The following variables were measured:
Preoperative: Pre-operative demographic data such as age, and body mass index (BMI). Preoperative heart rate, mean arterial blood pressure, and oxygen saturation.
Intraoperative:
Heart rate every 10 min, mean arterial blood pressure (MAP) every 10 min, fentanyl consumption, isoflurane Minimum Alveolar Concentration (MAC), and surgical time.
Postoperative:
Hemodynamics (MAP‚ heart rate) were recorded 15 min after extubation, then after 2, 4‚6,12and 24 hours. Anesthesia recovery time. The visual analog score (VAS), was assessed 15 minutes after extubation then every hour for the first 8 hours, and subsequently every 3 hours for the remaining 24 hours. Patient satisfaction scores were as follows: grade 1 = very satisfied, grade 2 = satisfied, grade 3 = unsatisfied, and Grade 4 = very unsatisfied Postoperative opioid consumption, postoperative hospital stay time, and post-operative complications were recorded.

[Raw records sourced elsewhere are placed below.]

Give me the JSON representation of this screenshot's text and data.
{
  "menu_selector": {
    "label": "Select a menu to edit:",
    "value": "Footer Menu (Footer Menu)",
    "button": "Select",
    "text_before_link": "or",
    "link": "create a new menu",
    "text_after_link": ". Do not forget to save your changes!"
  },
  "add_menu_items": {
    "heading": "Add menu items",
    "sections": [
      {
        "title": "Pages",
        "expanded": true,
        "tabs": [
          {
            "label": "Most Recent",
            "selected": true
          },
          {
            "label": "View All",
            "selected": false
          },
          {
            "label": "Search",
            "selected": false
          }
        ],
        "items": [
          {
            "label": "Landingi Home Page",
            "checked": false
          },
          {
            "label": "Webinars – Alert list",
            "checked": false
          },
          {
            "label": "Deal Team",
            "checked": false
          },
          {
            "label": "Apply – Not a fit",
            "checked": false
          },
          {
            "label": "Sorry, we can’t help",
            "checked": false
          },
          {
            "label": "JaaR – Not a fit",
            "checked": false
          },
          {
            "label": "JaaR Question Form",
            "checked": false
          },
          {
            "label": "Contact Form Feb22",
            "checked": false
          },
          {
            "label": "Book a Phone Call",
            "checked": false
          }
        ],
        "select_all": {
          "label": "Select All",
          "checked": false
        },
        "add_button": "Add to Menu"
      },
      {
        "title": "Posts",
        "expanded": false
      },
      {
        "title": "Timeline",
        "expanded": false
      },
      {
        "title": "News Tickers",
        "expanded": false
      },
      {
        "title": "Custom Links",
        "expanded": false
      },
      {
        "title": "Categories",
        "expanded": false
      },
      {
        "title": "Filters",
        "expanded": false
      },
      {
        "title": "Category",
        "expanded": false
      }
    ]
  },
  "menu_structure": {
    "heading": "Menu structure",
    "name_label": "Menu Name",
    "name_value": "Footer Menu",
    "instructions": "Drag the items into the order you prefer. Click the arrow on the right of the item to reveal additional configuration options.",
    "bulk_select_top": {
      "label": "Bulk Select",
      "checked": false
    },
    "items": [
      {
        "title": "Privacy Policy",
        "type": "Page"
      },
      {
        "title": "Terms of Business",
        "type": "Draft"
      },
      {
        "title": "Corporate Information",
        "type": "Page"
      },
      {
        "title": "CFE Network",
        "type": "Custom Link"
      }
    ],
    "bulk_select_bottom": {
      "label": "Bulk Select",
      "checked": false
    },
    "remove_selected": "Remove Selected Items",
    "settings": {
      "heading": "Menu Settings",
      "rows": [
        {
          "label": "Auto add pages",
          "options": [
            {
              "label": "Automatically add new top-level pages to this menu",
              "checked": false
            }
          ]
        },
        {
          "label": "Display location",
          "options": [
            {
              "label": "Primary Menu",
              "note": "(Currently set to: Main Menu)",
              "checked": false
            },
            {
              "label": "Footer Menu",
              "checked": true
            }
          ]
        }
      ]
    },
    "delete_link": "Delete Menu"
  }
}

The current study revealed that both the non-ERAS pathway and ERAS care pathway achieved good pain control in all patients enrolled in our study but with a significant improvement of VAS in the ERAS care pathway group than in the non-ERAS pathway. The intraoperative and postoperative analgesic consumption was lower in the ERAS pathway with stable hemodynamics, shorter recovery time, and hospital stay.